Forse fu questa inquietudine, questa mancanza di sicurezza a guidarmi sempre più avanti e sempre più lontano durante le mie peregrinazioni.
«Mi spinsi a sud-ovest in direzione della località che noi chiamiamo Combe Wood, e potei osservare in lontananza, verso il nostro Banstead, un enorme edificio verde, assai diverso da quelli che avevo visti fino allora. Era più imponente di tutti i palazzi e di tutte le rovine che già conoscevo: la sua facciata ricordava l'architettura orientale, rivestita com'era di una specie di smalto lucido color verde pallido a sfumature bluastre, proprio di certe porcellane cinesi. Questo suo diverso aspetto mi fece supporre che il palazzo fosse adibito a un uso differente dagli altri, il che mi incitò a persistere nella mia esplorazione. Ma il giorno era ormai troppo avanzato, e la strada che mi restava da percorrere troppo lunga e faticosa: risolsi quindi di rimandare l'avventura all'indomani, e ritornai indietro, accolto dal benvenuto e dalle carezze di Weena. Il giorno seguente mi resi conto che la mia curiosità riguardo al palazzo di porcellana verde era soltanto una maniera di ingannare me stesso, consentendomi di rimandare ancora di un giorno un'esperienza che mi faceva paura; perciò decisi di scendere sotto terra senza ulteriori perdite di tempo, e mi diressi di buon'ora verso il pozzo che si trovava accanto alle rovine di quarzo e di alluminio.

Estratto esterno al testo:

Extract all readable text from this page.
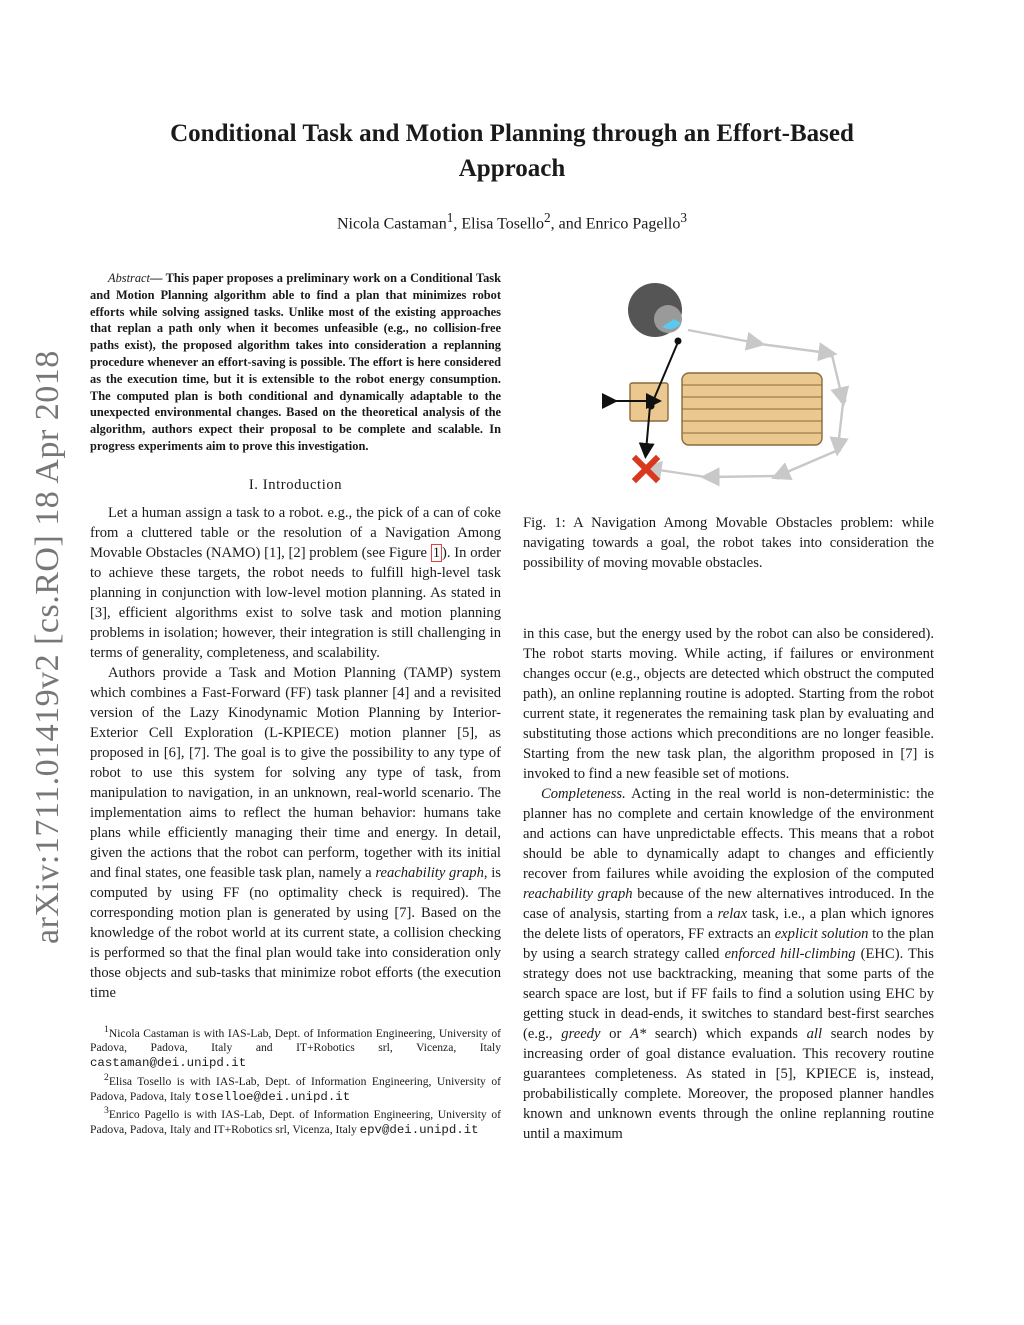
arXiv:1711.01419v2 [cs.RO] 18 Apr 2018
Conditional Task and Motion Planning through an Effort-Based Approach
Nicola Castaman$^1$, Elisa Tosello$^2$, and Enrico Pagello$^3$

Abstract— This paper proposes a preliminary work on a Conditional Task and Motion Planning algorithm able to find a plan that minimizes robot efforts while solving assigned tasks. Unlike most of the existing approaches that replan a path only when it becomes unfeasible (e.g., no collision-free paths exist), the proposed algorithm takes into consideration a replanning procedure whenever an effort-saving is possible. The effort is here considered as the execution time, but it is extensible to the robot energy consumption. The computed plan is both conditional and dynamically adaptable to the unexpected environmental changes. Based on the theoretical analysis of the algorithm, authors expect their proposal to be complete and scalable. In progress experiments aim to prove this investigation.

I. Introduction

Let a human assign a task to a robot. e.g., the pick of a can of coke from a cluttered table or the resolution of a Navigation Among Movable Obstacles (NAMO) [1], [2] problem (see Figure 1 ). In order to achieve these targets, the robot needs to fulfill high-level task planning in conjunction with low-level motion planning. As stated in [3], efficient algorithms exist to solve task and motion planning problems in isolation; however, their integration is still challenging in terms of generality, completeness, and scalability.

Authors provide a Task and Motion Planning (TAMP) system which combines a Fast-Forward (FF) task planner [4] and a revisited version of the Lazy Kinodynamic Motion Planning by Interior-Exterior Cell Exploration (L-KPIECE) motion planner [5], as proposed in [6], [7]. The goal is to give the possibility to any type of robot to use this system for solving any type of task, from manipulation to navigation, in an unknown, real-world scenario. The implementation aims to reflect the human behavior: humans take plans while efficiently managing their time and energy. In detail, given the actions that the robot can perform, together with its initial and final states, one feasible task plan, namely a reachability graph, is computed by using FF (no optimality check is required). The corresponding motion plan is generated by using [7]. Based on the knowledge of the robot world at its current state, a collision checking is performed so that the final plan would take into consideration only those objects and sub-tasks that minimize robot efforts (the execution time

$^1$Nicola Castaman is with IAS-Lab, Dept. of Information Engineering, University of Padova, Padova, Italy and IT+Robotics srl, Vicenza, Italy castaman@dei.unipd.it

$^2$Elisa Tosello is with IAS-Lab, Dept. of Information Engineering, University of Padova, Padova, Italy toselloe@dei.unipd.it

$^3$Enrico Pagello is with IAS-Lab, Dept. of Information Engineering, University of Padova, Padova, Italy and IT+Robotics srl, Vicenza, Italy epv@dei.unipd.it

Fig. 1: A Navigation Among Movable Obstacles problem: while navigating towards a goal, the robot takes into consideration the possibility of moving movable obstacles.

in this case, but the energy used by the robot can also be considered). The robot starts moving. While acting, if failures or environment changes occur (e.g., objects are detected which obstruct the computed path), an online replanning routine is adopted. Starting from the robot current state, it regenerates the remaining task plan by evaluating and substituting those actions which preconditions are no longer feasible. Starting from the new task plan, the algorithm proposed in [7] is invoked to find a new feasible set of motions.

Completeness. Acting in the real world is non-deterministic: the planner has no complete and certain knowledge of the environment and actions can have unpredictable effects. This means that a robot should be able to dynamically adapt to changes and efficiently recover from failures while avoiding the explosion of the computed reachability graph because of the new alternatives introduced. In the case of analysis, starting from a relax task, i.e., a plan which ignores the delete lists of operators, FF extracts an explicit solution to the plan by using a search strategy called enforced hill-climbing (EHC). This strategy does not use backtracking, meaning that some parts of the search space are lost, but if FF fails to find a solution using EHC by getting stuck in dead-ends, it switches to standard best-first searches (e.g., greedy or A* search) which expands all search nodes by increasing order of goal distance evaluation. This recovery routine guarantees completeness. As stated in [5], KPIECE is, instead, probabilistically complete. Moreover, the proposed planner handles known and unknown events through the online replanning routine until a maximum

«La piccola Weena mi accompagnò fino al pozzo danzandomi accanto, ma quando mi vide chino sull'apertura a guardarvi dentro, parve assai sconcertata. "Arrivederci, piccola Weena", le dissi baciandola; poi la posai a terra, e cominciai a cercare, stando sul parapetto, i pioli per discendere; e lo facevo piuttosto frettolosamente, debbo confessarlo, perché temevo che il coraggio mi venisse meno.
«Da principio Weena mi guardò meravigliata, poi emise un grido che mi commosse; mi corse accanto e si aggrappò a me con tutte e due le manine. Il suo gesto mi spronò all'impresa: la costrinsi forse in maniera un po' brusca a lasciarmi, e dopo un attimo mi trovavo nella gola del pozzo. Vidi il volto disperato di Weena al di sopra del parapetto, e sorrisi per rassicurarla; poi fui costretto a guardare in basso per cercare gli scalini ai quali mi afferrai saldamente.
«Dovetti discendere per circa duecento metri, attaccandomi mani e piedi alle sbarre metalliche fissate alle pareti del pozzo; erano scalini fatti per essere usati da individui molto più piccoli e più leggeri di me, quindi mi sentii ben presto raggranchito e stanco. E non soltanto stanco. Una delle sbarre si piegò improvvisamente sotto il mio peso, e per poco non precipitai nell'oscurità sottostante: restai per un attimo che mi sembrò eterno, appeso per una sola mano, e dopo questa esperienza non osai più indugiare. Le braccia e la schiena mi dolevano, ma seguitai la ripida discesa più in fretta che mi fu possibile. Quando guardavo in alto, vedevo l'apertura del pozzo come un piccolo disco azzurro nel quale si scorgeva anche una stella; e la testina di Weena sembrava una macchia scura e rotonda.
«Il rumore sordo di una macchina saliva dal fondo sempre più forte e più opprimente. Ero circondato dall'oscurità, salvo il minuscolo disco azzurro là in alto; e quando rialzai il capo, Weena era scomparsa. Mi sentii in preda a un disperato sconforto, tanto che pensai di risalire alla superficie del pozzo senza più curarmi del mondo sotterraneo; rimuginavo nella mente questi propositi, eppure seguitavo a scendere. Infine, con mio immenso sollievo, intravidi, a poche decine di centimetri alla mia destra, una sottile feritoia ricavata nel muro. Mi avvicinai ad essa, e scoprii che si trattava dell'imboccatura di una stretta galleria orizzontale in cui potevo sdraiarmi per riposare un poco. Avvertivo un gran dolore alle braccia, avevo la schiena tutta indolenzita, e tremavo ancora per il continuo spavento di una caduta; inoltre, la fitta oscurità aveva avuto un effetto disastroso sui miei occhi. L'aria intorno a me era piena di ronzii e di vibrazioni dovuti ai macchinari che pompavano aria nel fondo del pozzo.
«Non so dirvi per quanto tempo rimasi sdraiato in una specie di semincoscienza, da cui mi destai allorché una mano morbida mi sfiorò il viso.